OWASP Logo

How to sanitize HTML in Java

Anytime our web application receives any text that will be rendered to HTML, we must sanitize this text to avoid potential XSS attacks.

OWASP provides a great tool to help us sanitize HTML.

Summary

  1. Set up the project
  2. Define the sanitization policies
  3. Write tests
  4. Conclusion

Set up the project

We will use:

Here is our Maven pom.xml file:

<project xmlns="http://maven.apache.org/POM/4.0.0" xmlns:xsi="http://www.w3.org/2001/XMLSchema-instance"
         xsi:schemaLocation="http://maven.apache.org/POM/4.0.0 http://maven.apache.org/maven-v4_0_0.xsd">
    <modelVersion>4.0.0</modelVersion>

    <groupId>com.blebail.blog.sample</groupId>
    <artifactId>java-sanitize-html</artifactId>
    <packaging>jar</packaging>
    <version>1.0-SNAPSHOT</version>
    <name>java-sanitize-html</name>
    <url>https://github.com/baptistelebail/samples/tree/master/java-sanitize-html</url>

    <properties>
        <project.build.sourceEncoding>UTF-8</project.build.sourceEncoding>
    </properties>

    <dependencies>
        <!-- HTML Sanitizer -->
        <dependency>
            <groupId>com.googlecode.owasp-java-html-sanitizer</groupId>
            <artifactId>owasp-java-html-sanitizer</artifactId>
            <version>20191001.1</version>
        </dependency>

        <!-- JUnit -->
        <dependency>
            <groupId>org.junit.jupiter</groupId>
            <artifactId>junit-jupiter</artifactId>
            <version>5.6.0</version>
            <scope>test</scope>
        </dependency>

        <!-- AssertJ -->
        <dependency>
            <groupId>org.assertj</groupId>
            <artifactId>assertj-core</artifactId>
            <version>3.15.0</version>
            <scope>test</scope>
        </dependency>
    </dependencies>

    <build>
        <plugins>
            <plugin>
                <groupId>org.apache.maven.plugins</groupId>
                <artifactId>maven-compiler-plugin</artifactId>
                <version>3.8.1</version>
                <configuration>
                    <source>8</source>
                    <target>8</target>
                </configuration>
            </plugin>
            <plugin>
                <groupId>org.apache.maven.plugins</groupId>
                <artifactId>maven-surefire-plugin</artifactId>
                <version>2.22.2</version>
            </plugin>
        </plugins>
    </build>
</project>

Define the sanitization policies

Let’s say our web application is a community website, with articles and comments.

Our application will process and render HTML in three use cases:

  1. a user submits a comment
  2. one of the publishers submits an article
  3. a user updates its profile description (for which we provide a <my-element> component the user can use)

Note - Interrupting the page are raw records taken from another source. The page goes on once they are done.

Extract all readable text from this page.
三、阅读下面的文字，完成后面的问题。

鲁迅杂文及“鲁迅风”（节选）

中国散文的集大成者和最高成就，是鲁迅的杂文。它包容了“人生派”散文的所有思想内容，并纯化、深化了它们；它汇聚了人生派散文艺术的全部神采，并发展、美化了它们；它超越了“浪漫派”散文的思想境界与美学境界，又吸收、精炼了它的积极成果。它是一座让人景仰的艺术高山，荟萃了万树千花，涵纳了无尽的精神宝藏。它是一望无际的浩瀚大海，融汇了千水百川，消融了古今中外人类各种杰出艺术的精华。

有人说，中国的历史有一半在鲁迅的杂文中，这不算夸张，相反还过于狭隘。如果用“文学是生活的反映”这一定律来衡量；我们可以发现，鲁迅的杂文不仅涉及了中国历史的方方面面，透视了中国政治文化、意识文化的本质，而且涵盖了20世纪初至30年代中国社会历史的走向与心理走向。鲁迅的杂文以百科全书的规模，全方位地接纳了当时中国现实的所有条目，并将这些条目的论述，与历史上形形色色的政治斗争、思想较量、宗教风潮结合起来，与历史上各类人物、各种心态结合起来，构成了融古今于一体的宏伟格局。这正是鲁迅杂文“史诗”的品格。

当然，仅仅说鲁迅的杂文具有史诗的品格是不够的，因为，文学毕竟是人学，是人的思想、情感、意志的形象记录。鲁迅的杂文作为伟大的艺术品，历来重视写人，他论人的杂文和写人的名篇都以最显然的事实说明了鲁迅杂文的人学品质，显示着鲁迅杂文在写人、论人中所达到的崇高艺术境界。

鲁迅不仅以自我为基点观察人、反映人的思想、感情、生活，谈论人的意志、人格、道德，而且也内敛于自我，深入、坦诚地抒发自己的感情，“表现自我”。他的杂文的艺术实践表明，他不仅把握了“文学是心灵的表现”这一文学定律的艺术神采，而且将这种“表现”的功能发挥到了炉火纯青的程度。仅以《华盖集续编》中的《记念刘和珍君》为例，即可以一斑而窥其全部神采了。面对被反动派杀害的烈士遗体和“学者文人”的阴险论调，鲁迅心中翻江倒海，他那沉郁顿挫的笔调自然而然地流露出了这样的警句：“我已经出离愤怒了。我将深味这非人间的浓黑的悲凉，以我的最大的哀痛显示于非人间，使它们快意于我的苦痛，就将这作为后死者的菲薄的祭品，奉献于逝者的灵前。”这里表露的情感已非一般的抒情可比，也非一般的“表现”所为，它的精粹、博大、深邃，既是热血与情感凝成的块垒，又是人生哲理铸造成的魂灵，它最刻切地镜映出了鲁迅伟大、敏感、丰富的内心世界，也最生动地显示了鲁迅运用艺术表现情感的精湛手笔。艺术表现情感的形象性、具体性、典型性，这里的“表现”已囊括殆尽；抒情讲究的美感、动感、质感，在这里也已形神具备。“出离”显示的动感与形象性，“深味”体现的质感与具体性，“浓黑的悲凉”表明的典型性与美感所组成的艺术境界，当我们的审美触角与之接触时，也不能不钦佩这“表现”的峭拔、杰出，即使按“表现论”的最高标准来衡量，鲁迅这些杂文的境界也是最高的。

We will need, respectively, 3 sanitization policies:

  1. a strict policy removing any HTML from the comment
  2. a policy allowing common HTML elements found in articles (titles, paragraphs, images, links, … )
  3. a custom policy allowing only our element <my-element>

We create the SanitizationPolicy interface:

public interface SanitizationPolicy {

    /**
     * Sanitizes the string according to the policy
     * @param input the input string to be sanitized
     * @return the sanitized string
     */
    String sanitize(String input);
}

Which will simply sanitize an input string.

OWASP HTML Sanitizer provides several ways to create sanitization policies (which OWASP named PolicyFactory): the policies we can create manually, via the HtmlPolicyBuilder, or the pre-made policies via the Sanitizers.* which can be combined with the and() method.

We will implement the SanitizationPolicy interface with an Enum, which will have three values:

  1. STRICT
  2. ARTICLE
  3. CUSTOM

Each one associated to a specific PolicyFactory.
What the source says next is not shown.